Money printing on the scale we have witnessed over the past four years can only really have one consequence: inflation. But inflation is not something that spreads equally in all directions. It’s a nasty distorter of investment allocation and favors the rich with real assets over the poor who have nothing to help them with rising prices.
1970s
It is true we have not seen retail prices surge ahead in the manner of a hyperinflation yet. We got much closer in the 1970s with monthly price rises in the shops.
But if history is any guide then that is where we are going. Savers who hold cash or cash equivalents like bonds will be hit hardest, and although it will turn very volatile, the stock market offers some protection against inflation.

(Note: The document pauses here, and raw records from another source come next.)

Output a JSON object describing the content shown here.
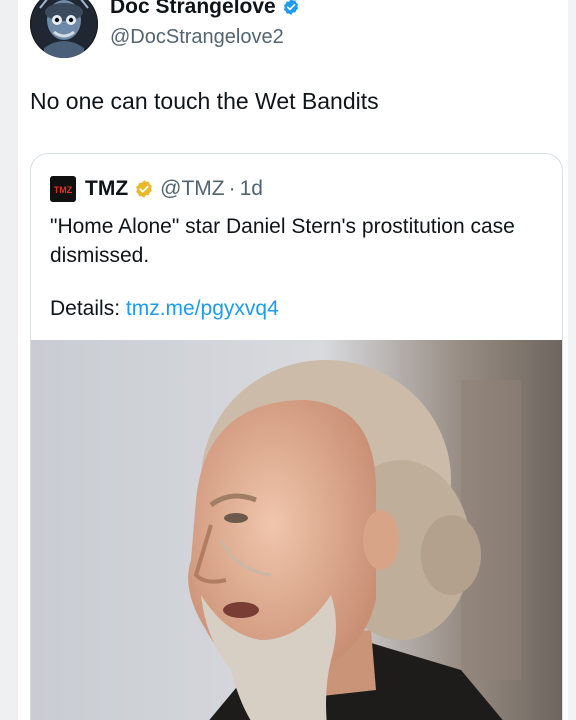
{
  "author": {
    "display_name": "Doc Strangelove",
    "handle": "@DocStrangelove2",
    "verified_color": "#1d9bf0"
  },
  "tweet": {
    "text": "No one can touch the Wet Bandits"
  },
  "quoted": {
    "logo_text": "TMZ",
    "name": "TMZ",
    "handle": "@TMZ",
    "separator": "·",
    "time": "1d",
    "badge_color": "#e8b829",
    "body": "\"Home Alone\" star Daniel Stern's prostitution case dismissed.",
    "details_label": "Details:",
    "details_link": "tmz.me/pgyxvq4",
    "link_color": "#1d9bf0"
  },
  "icons": {
    "avatar": "avatar-icon",
    "verified": "verified-badge-icon",
    "gold": "gold-verified-badge-icon",
    "tmz_logo": "tmz-logo-icon",
    "photo": "portrait-photo"
  }
}
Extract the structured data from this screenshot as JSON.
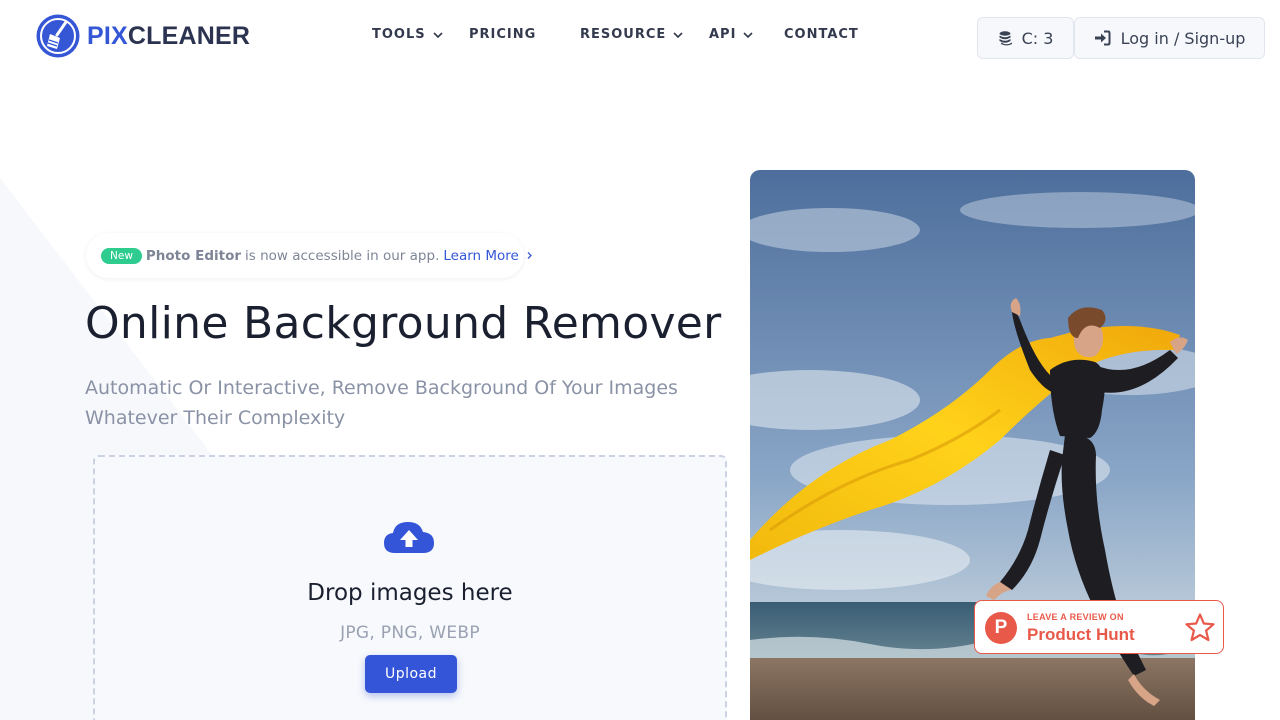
{
  "brand": {
    "name_part1": "PIX",
    "name_part2": "CLEANER"
  },
  "nav": {
    "items": [
      {
        "label": "TOOLS",
        "dropdown": true
      },
      {
        "label": "PRICING",
        "dropdown": false
      },
      {
        "label": "RESOURCE",
        "dropdown": true
      },
      {
        "label": "API",
        "dropdown": true
      },
      {
        "label": "CONTACT",
        "dropdown": false
      }
    ]
  },
  "header": {
    "credits_label": "C: 3",
    "login_label": "Log in / Sign-up"
  },
  "announcement": {
    "badge": "New",
    "feature": "Photo Editor",
    "text": "is now accessible in our app.",
    "link": "Learn More"
  },
  "hero": {
    "title": "Online Background Remover",
    "subtitle": "Automatic Or Interactive, Remove Background Of Your Images Whatever Their Complexity"
  },
  "dropzone": {
    "title": "Drop images here",
    "formats": "JPG, PNG, WEBP",
    "upload_label": "Upload"
  },
  "product_hunt": {
    "small": "LEAVE A REVIEW ON",
    "big": "Product Hunt",
    "letter": "P"
  },
  "colors": {
    "accent": "#3455d8",
    "new_badge": "#2ecc8f",
    "product_hunt": "#e9594a"
  }
}
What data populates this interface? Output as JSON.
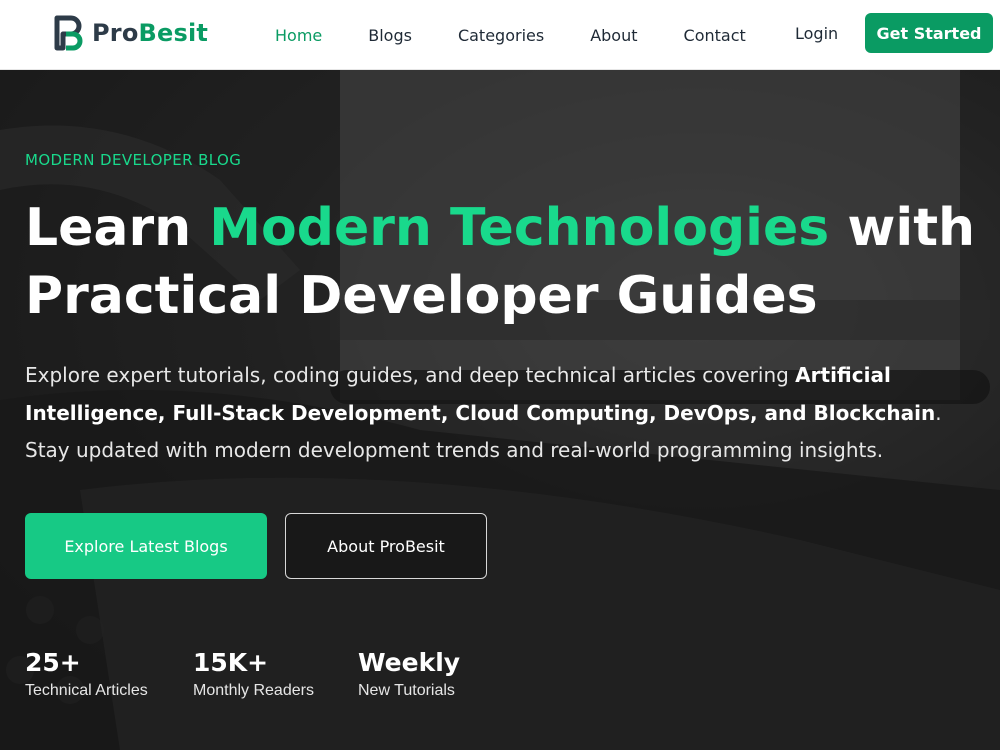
{
  "brand": {
    "name_part1": "Pro",
    "name_part2": "Besit",
    "accent_color": "#0a9b63",
    "logo_icon": "pb-monogram-icon"
  },
  "nav": {
    "items": [
      {
        "label": "Home",
        "active": true
      },
      {
        "label": "Blogs",
        "active": false
      },
      {
        "label": "Categories",
        "active": false
      },
      {
        "label": "About",
        "active": false
      },
      {
        "label": "Contact",
        "active": false
      }
    ],
    "login_label": "Login",
    "cta_label": "Get Started"
  },
  "hero": {
    "eyebrow": "MODERN DEVELOPER BLOG",
    "headline_pre": "Learn ",
    "headline_highlight": "Modern Technologies",
    "headline_post": " with Practical Developer Guides",
    "subtext_pre": "Explore expert tutorials, coding guides, and deep technical articles covering ",
    "subtext_bold": "Artificial Intelligence, Full-Stack Development, Cloud Computing, DevOps, and Blockchain",
    "subtext_post": ". Stay updated with modern development trends and real-world programming insights.",
    "primary_button": "Explore Latest Blogs",
    "secondary_button": "About ProBesit",
    "highlight_color": "#19d98c",
    "background_image": "typewriter-photo"
  },
  "stats": [
    {
      "value": "25+",
      "label": "Technical Articles"
    },
    {
      "value": "15K+",
      "label": "Monthly Readers"
    },
    {
      "value": "Weekly",
      "label": "New Tutorials"
    }
  ]
}
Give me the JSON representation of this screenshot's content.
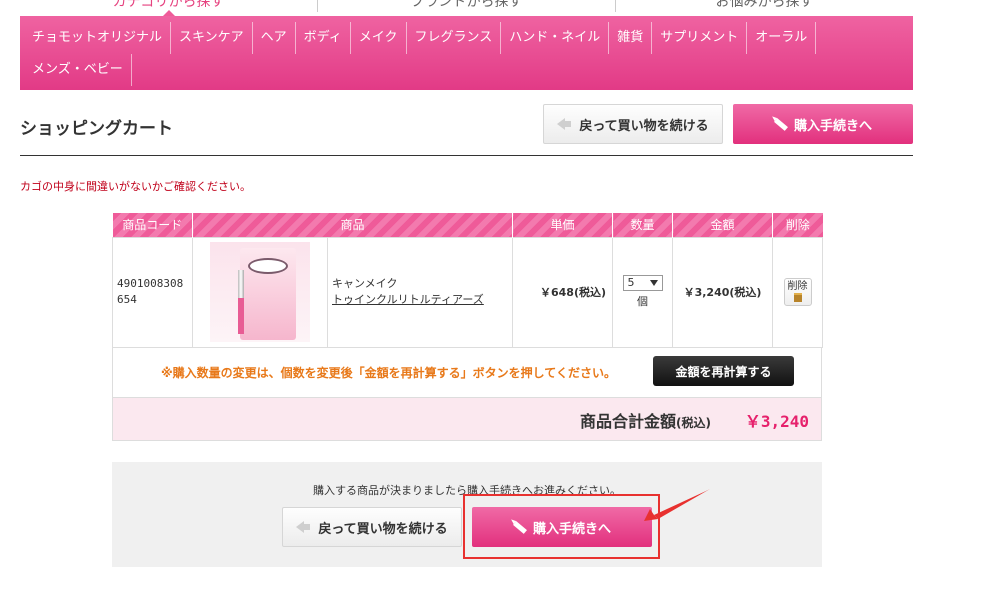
{
  "top_tabs": [
    {
      "label": "カテゴリから探す",
      "active": true
    },
    {
      "label": "ブランドから探す",
      "active": false
    },
    {
      "label": "お悩みから探す",
      "active": false
    }
  ],
  "categories": [
    "チョモットオリジナル",
    "スキンケア",
    "ヘア",
    "ボディ",
    "メイク",
    "フレグランス",
    "ハンド・ネイル",
    "雑貨",
    "サプリメント",
    "オーラル",
    "メンズ・ベビー"
  ],
  "heading": {
    "title": "ショッピングカート",
    "back_label": "戻って買い物を続ける",
    "proceed_label": "購入手続きへ"
  },
  "notice": "カゴの中身に間違いがないかご確認ください。",
  "table": {
    "headers": [
      "商品コード",
      "商品",
      "単価",
      "数量",
      "金額",
      "削除"
    ],
    "item": {
      "code": "4901008308654",
      "brand": "キャンメイク",
      "name": "トゥインクルリトルティアーズ",
      "unit_price": "￥648(税込)",
      "quantity": "5",
      "quantity_unit": "個",
      "amount": "￥3,240(税込)",
      "delete_label": "削除"
    }
  },
  "recalc": {
    "message": "※購入数量の変更は、個数を変更後「金額を再計算する」ボタンを押してください。",
    "button_label": "金額を再計算する"
  },
  "total": {
    "label": "商品合計金額",
    "tax_note": "(税込)",
    "value": "￥3,240"
  },
  "bottom": {
    "message": "購入する商品が決まりましたら購入手続きへお進みください。",
    "back_label": "戻って買い物を続ける",
    "proceed_label": "購入手続きへ"
  },
  "colors": {
    "brand_pink": "#e6427f",
    "highlight_red": "#e8312f",
    "notice_red": "#c0001a",
    "recalc_orange": "#e8791a"
  }
}
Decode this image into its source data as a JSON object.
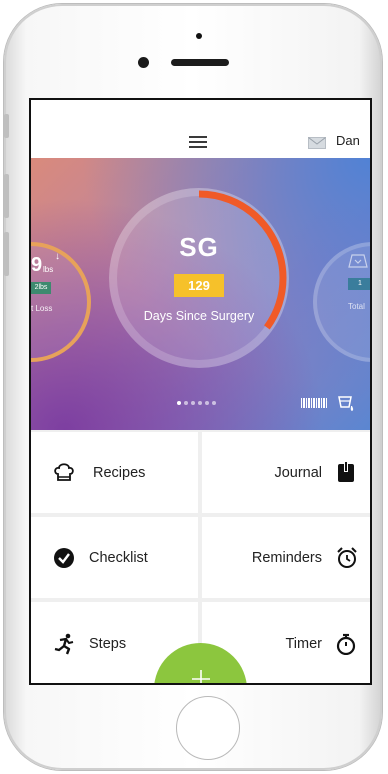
{
  "header": {
    "user_name": "Dan",
    "menu_icon": "hamburger-menu-icon",
    "message_icon": "mail-icon"
  },
  "carousel": {
    "main": {
      "title": "SG",
      "value": "129",
      "caption": "Days Since Surgery",
      "ring_color": "#f05a28",
      "badge_color": "#f6c12a",
      "progress": 0.35
    },
    "left_peek": {
      "value": "9",
      "unit": "lbs",
      "badge": "2lbs",
      "caption": "t Loss",
      "ring_color": "#e7a25a"
    },
    "right_peek": {
      "badge": "1",
      "caption": "Total",
      "icon": "scale-icon"
    },
    "page_count": 6,
    "active_index": 0,
    "tools": {
      "barcode_icon": "barcode-icon",
      "dispense_icon": "dispense-icon"
    }
  },
  "tiles": [
    {
      "label": "Recipes",
      "icon": "chef-hat-icon"
    },
    {
      "label": "Journal",
      "icon": "journal-icon"
    },
    {
      "label": "Checklist",
      "icon": "check-circle-icon"
    },
    {
      "label": "Reminders",
      "icon": "alarm-clock-icon"
    },
    {
      "label": "Steps",
      "icon": "runner-icon"
    },
    {
      "label": "Timer",
      "icon": "stopwatch-icon"
    }
  ],
  "fab": {
    "icon": "plus-icon",
    "color": "#8cc63e"
  }
}
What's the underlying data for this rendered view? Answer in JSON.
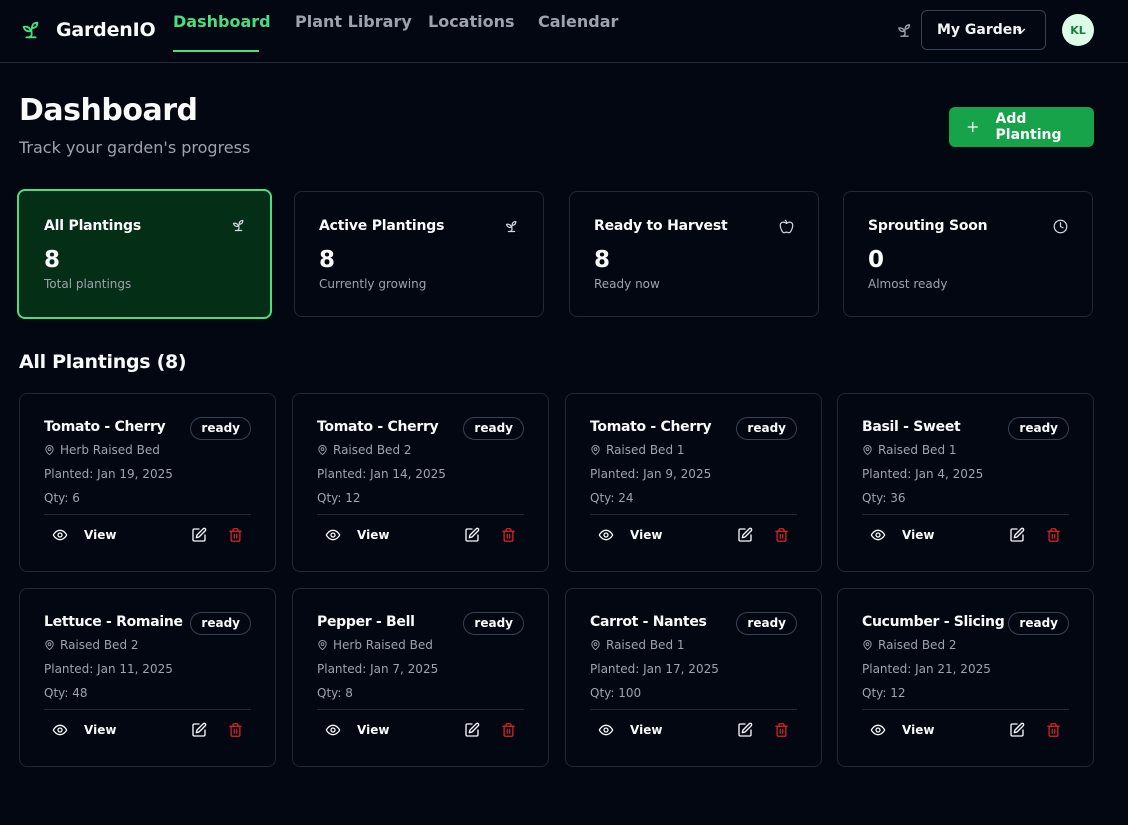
{
  "app": {
    "name": "GardenIO"
  },
  "nav": {
    "tabs": [
      {
        "label": "Dashboard",
        "active": true
      },
      {
        "label": "Plant Library",
        "active": false
      },
      {
        "label": "Locations",
        "active": false
      },
      {
        "label": "Calendar",
        "active": false
      }
    ],
    "garden_select": "My Garden",
    "avatar_initials": "KL"
  },
  "page": {
    "title": "Dashboard",
    "subtitle": "Track your garden's progress",
    "add_button": "Add Planting"
  },
  "stats": [
    {
      "label": "All Plantings",
      "value": "8",
      "sub": "Total plantings",
      "icon": "sprout-icon",
      "active": true
    },
    {
      "label": "Active Plantings",
      "value": "8",
      "sub": "Currently growing",
      "icon": "sprout-icon",
      "active": false
    },
    {
      "label": "Ready to Harvest",
      "value": "8",
      "sub": "Ready now",
      "icon": "apple-icon",
      "active": false
    },
    {
      "label": "Sprouting Soon",
      "value": "0",
      "sub": "Almost ready",
      "icon": "clock-icon",
      "active": false
    }
  ],
  "plantings": {
    "title": "All Plantings (8)",
    "view_label": "View",
    "items": [
      {
        "name": "Tomato - Cherry",
        "status": "ready",
        "location": "Herb Raised Bed",
        "planted": "Planted: Jan 19, 2025",
        "qty": "Qty: 6"
      },
      {
        "name": "Tomato - Cherry",
        "status": "ready",
        "location": "Raised Bed 2",
        "planted": "Planted: Jan 14, 2025",
        "qty": "Qty: 12"
      },
      {
        "name": "Tomato - Cherry",
        "status": "ready",
        "location": "Raised Bed 1",
        "planted": "Planted: Jan 9, 2025",
        "qty": "Qty: 24"
      },
      {
        "name": "Basil - Sweet",
        "status": "ready",
        "location": "Raised Bed 1",
        "planted": "Planted: Jan 4, 2025",
        "qty": "Qty: 36"
      },
      {
        "name": "Lettuce - Romaine",
        "status": "ready",
        "location": "Raised Bed 2",
        "planted": "Planted: Jan 11, 2025",
        "qty": "Qty: 48"
      },
      {
        "name": "Pepper - Bell",
        "status": "ready",
        "location": "Herb Raised Bed",
        "planted": "Planted: Jan 7, 2025",
        "qty": "Qty: 8"
      },
      {
        "name": "Carrot - Nantes",
        "status": "ready",
        "location": "Raised Bed 1",
        "planted": "Planted: Jan 17, 2025",
        "qty": "Qty: 100"
      },
      {
        "name": "Cucumber - Slicing",
        "status": "ready",
        "location": "Raised Bed 2",
        "planted": "Planted: Jan 21, 2025",
        "qty": "Qty: 12"
      }
    ]
  },
  "colors": {
    "background": "#030712",
    "accent": "#4ade80",
    "primary_button": "#16a34a",
    "danger": "#dc2626",
    "border": "#1f2937",
    "muted_text": "#9ca3af"
  }
}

After all somebody will always be benefiting from rising prices. The Oil States, for example, are profiting hugely from high oil revenues that must be at least in part due to the effect of money printing on commodity prices.
The problem is that this sort of wealth transfer can get completely out of hand with nations as well as individuals becoming impoverished while the rich inherit the earth.
Arab Spring
Rising bread prices gave us the Arab Spring a couple of years ago though its aftermath is actually greater poverty for the nations concerned as the rich have fled with the money and expertise. Who actually wants to live in an unstable post-revolutionary state, unless they are so poor that they have no choice?
So we’ve already seen the start of the impact of money printing on the world’s politics, society and economics. Optimists believe an automatic recovery is at hand but realists are starting to plan for something very different.
You are not going to read very much about this in the conventional media are you? It’s scary stuff.